The research is ongoing and will be fed with new information as companies share their experiences and difficulties on the platform, providing its funders with the means to keep track of the tools and tactics used by terrorist groups.
“We need to make sure solutions are coming up and we keep evolving as these technologies develop,” Wagner said.
The ICT4Peace Foundation will conduct a workshop in Beirut Wednesday to train a number of members of Lebanese startups and involve them in the community.
Participants who adopt this will gain a “trust mark,” or a certification that attests to their efforts in combatting terrorist activities.
Similarly, the Georgia-based organization ELVA Community Engagement is also using innovative technologies in order to help curb human rights abuses.
The third conference speaker, ELVA’s founder and Director Jonne Catshoek, first came up with the idea of an online platform that tracks human rights violations in real time to monitor security incidents in Russia, through a blend of technology and human intervention.
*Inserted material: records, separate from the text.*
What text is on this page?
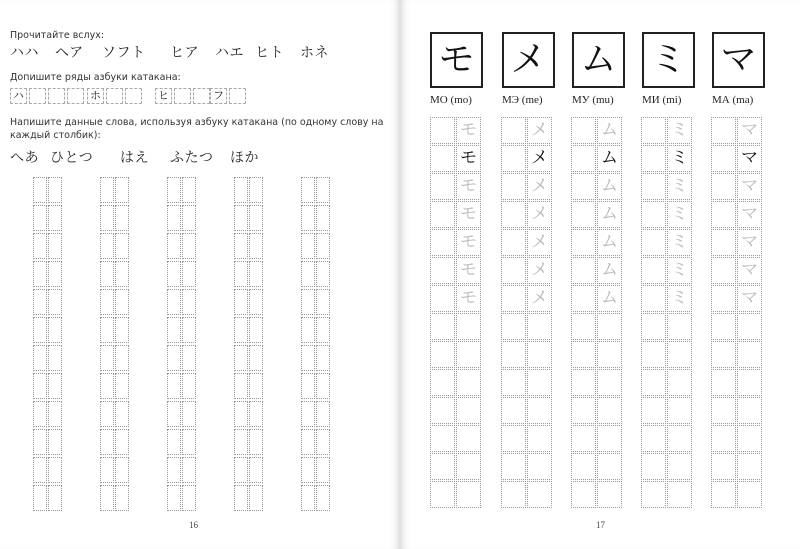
Прочитайте вслух:
ハハ ヘア ソフト ヒア ハエ ヒト ホネ
Допишите ряды азбуки катакана:
ハ	ホ	ヒ	フ
Напишите данные слова, используя азбуку катакана (по одному слову на
каждый столбик):
へあ ひとつ はえ ふたつ ほか
16
モ メ ム ミ マ
МО (mo)	МЭ (me)	МУ (mu)	МИ (mi)	МА (ma)
モ
モ
モ
モ
モ
モ
モ
メ
メ
メ
メ
メ
メ
メ
ム
ム
ム
ム
ム
ム
ム
ミ
ミ
ミ
ミ
ミ
ミ
ミ
マ
マ
マ
マ
マ
マ
マ
17
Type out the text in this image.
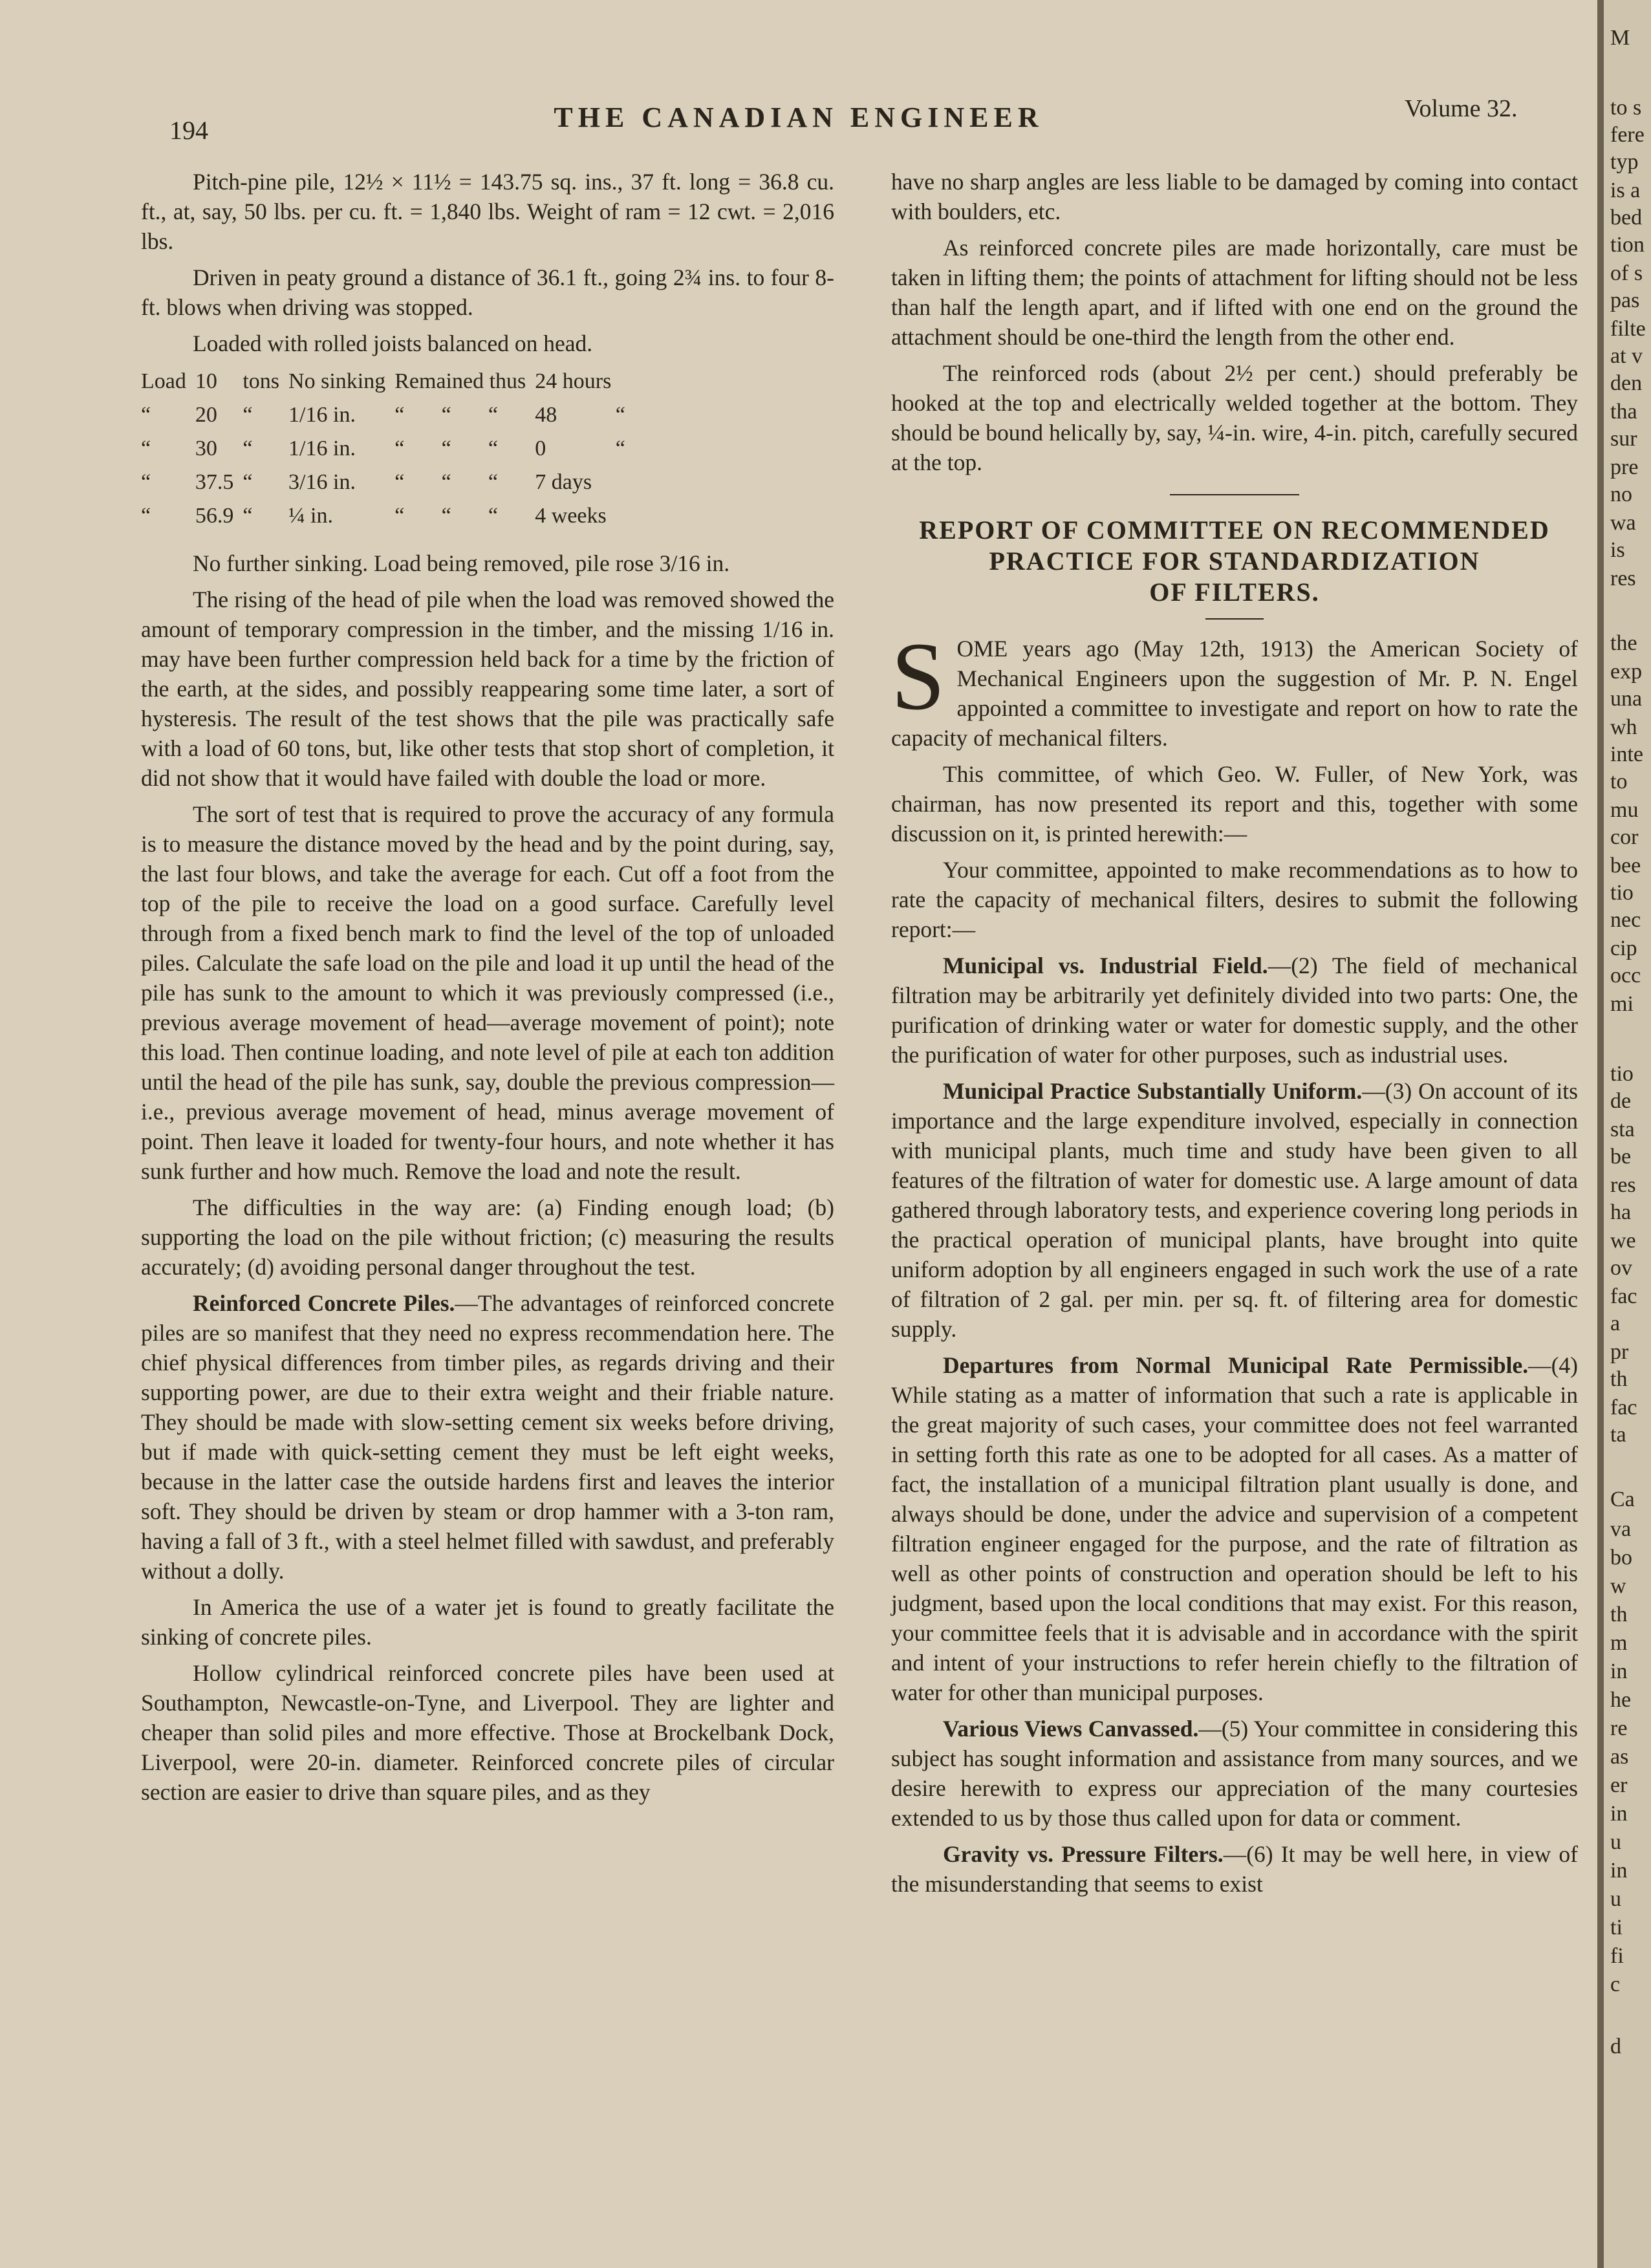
194	THE CANADIAN ENGINEER	Volume 32.

Pitch-pine pile, 12½ × 11½ = 143.75 sq. ins., 37 ft. long = 36.8 cu. ft., at, say, 50 lbs. per cu. ft. = 1,840 lbs. Weight of ram = 12 cwt. = 2,016 lbs.

Driven in peaty ground a distance of 36.1 ft., going 2¾ ins. to four 8-ft. blows when driving was stopped.

Loaded with rolled joists balanced on head.

Load	10	tons	No sinking	Remained thus			24 hours	
“	20	“	1/16 in.	“	“	“	48	“
“	30	“	1/16 in.	“	“	“	0	“
“	37.5	“	3/16 in.	“	“	“	7 days	
“	56.9	“	¼ in.	“	“	“	4 weeks	

No further sinking. Load being removed, pile rose 3/16 in.

The rising of the head of pile when the load was removed showed the amount of temporary compression in the timber, and the missing 1/16 in. may have been further compression held back for a time by the friction of the earth, at the sides, and possibly reappearing some time later, a sort of hysteresis. The result of the test shows that the pile was practically safe with a load of 60 tons, but, like other tests that stop short of completion, it did not show that it would have failed with double the load or more.

The sort of test that is required to prove the accuracy of any formula is to measure the distance moved by the head and by the point during, say, the last four blows, and take the average for each. Cut off a foot from the top of the pile to receive the load on a good surface. Carefully level through from a fixed bench mark to find the level of the top of unloaded piles. Calculate the safe load on the pile and load it up until the head of the pile has sunk to the amount to which it was previously compressed (i.e., previous average movement of head—average movement of point); note this load. Then continue loading, and note level of pile at each ton addition until the head of the pile has sunk, say, double the previous compression—i.e., previous average movement of head, minus average movement of point. Then leave it loaded for twenty-four hours, and note whether it has sunk further and how much. Remove the load and note the result.

The difficulties in the way are: (a) Finding enough load; (b) supporting the load on the pile without friction; (c) measuring the results accurately; (d) avoiding personal danger throughout the test.

Reinforced Concrete Piles.—The advantages of reinforced concrete piles are so manifest that they need no express recommendation here. The chief physical differences from timber piles, as regards driving and their supporting power, are due to their extra weight and their friable nature. They should be made with slow-setting cement six weeks before driving, but if made with quick-setting cement they must be left eight weeks, because in the latter case the outside hardens first and leaves the interior soft. They should be driven by steam or drop hammer with a 3-ton ram, having a fall of 3 ft., with a steel helmet filled with sawdust, and preferably without a dolly.

In America the use of a water jet is found to greatly facilitate the sinking of concrete piles.

Hollow cylindrical reinforced concrete piles have been used at Southampton, Newcastle-on-Tyne, and Liverpool. They are lighter and cheaper than solid piles and more effective. Those at Brockelbank Dock, Liverpool, were 20-in. diameter. Reinforced concrete piles of circular section are easier to drive than square piles, and as they

have no sharp angles are less liable to be damaged by coming into contact with boulders, etc.

As reinforced concrete piles are made horizontally, care must be taken in lifting them; the points of attachment for lifting should not be less than half the length apart, and if lifted with one end on the ground the attachment should be one-third the length from the other end.

The reinforced rods (about 2½ per cent.) should preferably be hooked at the top and electrically welded together at the bottom. They should be bound helically by, say, ¼-in. wire, 4-in. pitch, carefully secured at the top.

REPORT OF COMMITTEE ON RECOMMENDED
PRACTICE FOR STANDARDIZATION
OF FILTERS.

SOME years ago (May 12th, 1913) the American Society of Mechanical Engineers upon the suggestion of Mr. P. N. Engel appointed a committee to investigate and report on how to rate the capacity of mechanical filters.

This committee, of which Geo. W. Fuller, of New York, was chairman, has now presented its report and this, together with some discussion on it, is printed herewith:—

Your committee, appointed to make recommendations as to how to rate the capacity of mechanical filters, desires to submit the following report:—

Municipal vs. Industrial Field.—(2) The field of mechanical filtration may be arbitrarily yet definitely divided into two parts: One, the purification of drinking water or water for domestic supply, and the other the purification of water for other purposes, such as industrial uses.

Municipal Practice Substantially Uniform.—(3) On account of its importance and the large expenditure involved, especially in connection with municipal plants, much time and study have been given to all features of the filtration of water for domestic use. A large amount of data gathered through laboratory tests, and experience covering long periods in the practical operation of municipal plants, have brought into quite uniform adoption by all engineers engaged in such work the use of a rate of filtration of 2 gal. per min. per sq. ft. of filtering area for domestic supply.

Departures from Normal Municipal Rate Permissible.—(4) While stating as a matter of information that such a rate is applicable in the great majority of such cases, your committee does not feel warranted in setting forth this rate as one to be adopted for all cases. As a matter of fact, the installation of a municipal filtration plant usually is done, and always should be done, under the advice and supervision of a competent filtration engineer engaged for the purpose, and the rate of filtration as well as other points of construction and operation should be left to his judgment, based upon the local conditions that may exist. For this reason, your committee feels that it is advisable and in accordance with the spirit and intent of your instructions to refer herein chiefly to the filtration of water for other than municipal purposes.

Various Views Canvassed.—(5) Your committee in considering this subject has sought information and assistance from many sources, and we desire herewith to express our appreciation of the many courtesies extended to us by those thus called upon for data or comment.

Gravity vs. Pressure Filters.—(6) It may be well here, in view of the misunderstanding that seems to exist

M
to s
fere
typ
is a
bed
tion
of s
pas
filte
at v
den
tha
sur
pre
no
wa
is
res
the
exp
una
wh
inte
to
mu
cor
bee
tio
nec
cip
occ
mi
tio
de
sta
be
res
ha
we
ov
fac
a
pr
th
fac
ta
Ca
va
bo
w
th
m
in
he
re
as
er
in
u
in
u
ti
fi
c
d
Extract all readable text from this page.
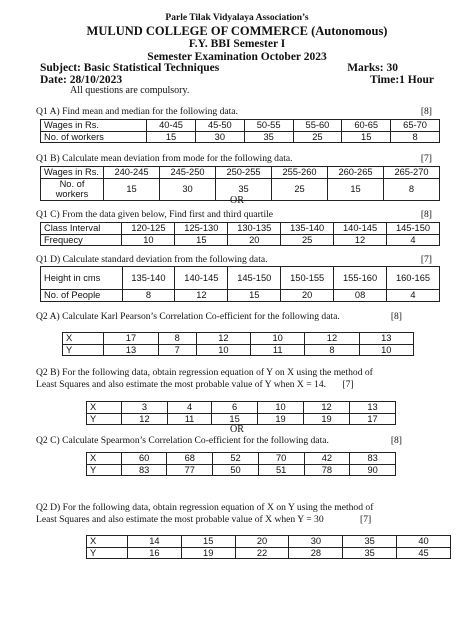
Parle Tilak Vidyalaya Association’s
MULUND COLLEGE OF COMMERCE (Autonomous)
F.Y. BBI Semester I
Semester Examination October 2023
Subject: Basic Statistical Techniques	Marks: 30
Date: 28/10/2023	Time:1 Hour
All questions are compulsory.
Q1 A) Find mean and median for the following data.	[8]
Wages in Rs.	40-45	45-50	50-55	55-60	60-65	65-70
No. of workers	15	30	35	25	15	8
Q1 B) Calculate mean deviation from mode for the following data.	[7]
Wages in Rs.	240-245	245-250	250-255	255-260	260-265	265-270
No. of workers	15	30	35	25	15	8
OR
Q1 C) From the data given below, Find first and third quartile	[8]
Class Interval	120-125	125-130	130-135	135-140	140-145	145-150
Frequecy	10	15	20	25	12	4
Q1 D) Calculate standard deviation from the following data.	[7]
Height in cms	135-140	140-145	145-150	150-155	155-160	160-165
No. of People	8	12	15	20	08	4
Q2 A) Calculate Karl Pearson’s Correlation Co-efficient for the following data.	[8]
X	17	8	12	10	12	13
Y	13	7	10	11	8	10
Q2 B) For the following data, obtain regression equation of Y on X using the method of
Least Squares and also estimate the most probable value of Y when X = 14. [7]
X	3	4	6	10	12	13
Y	12	11	15	19	19	17
OR
Q2 C) Calculate Spearmon’s Correlation Co-efficient for the following data.	[8]
X	60	68	52	70	42	83
Y	83	77	50	51	78	90
Q2 D) For the following data, obtain regression equation of X on Y using the method of
Least Squares and also estimate the most probable value of X when Y = 30	[7]
X	14	15	20	30	35	40
Y	16	19	22	28	35	45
“It is important to build trust with the users in order to lead them to report potentially sensitive information,” Catshoek said.
ELVA, therefore, employs teams on the ground who are tasked with explaining to local communities the importance of reporting human rights abuses.
In order for the project to be successful, however, follow-up action is necessary. “I would not elicit information from people unless you can give something back,” Catshoek said, adding that places such as Syria and Yemen, where immediate action against the perpetrators cannot be guaranteed, are not the ideal setting for the platform.
While ELVA is not yet operative in Lebanon, Catshoek did not exclude a possible presence in the country in future.
“It is a concept that can be taken and applied many contexts,” he said. “I would love to test it here.”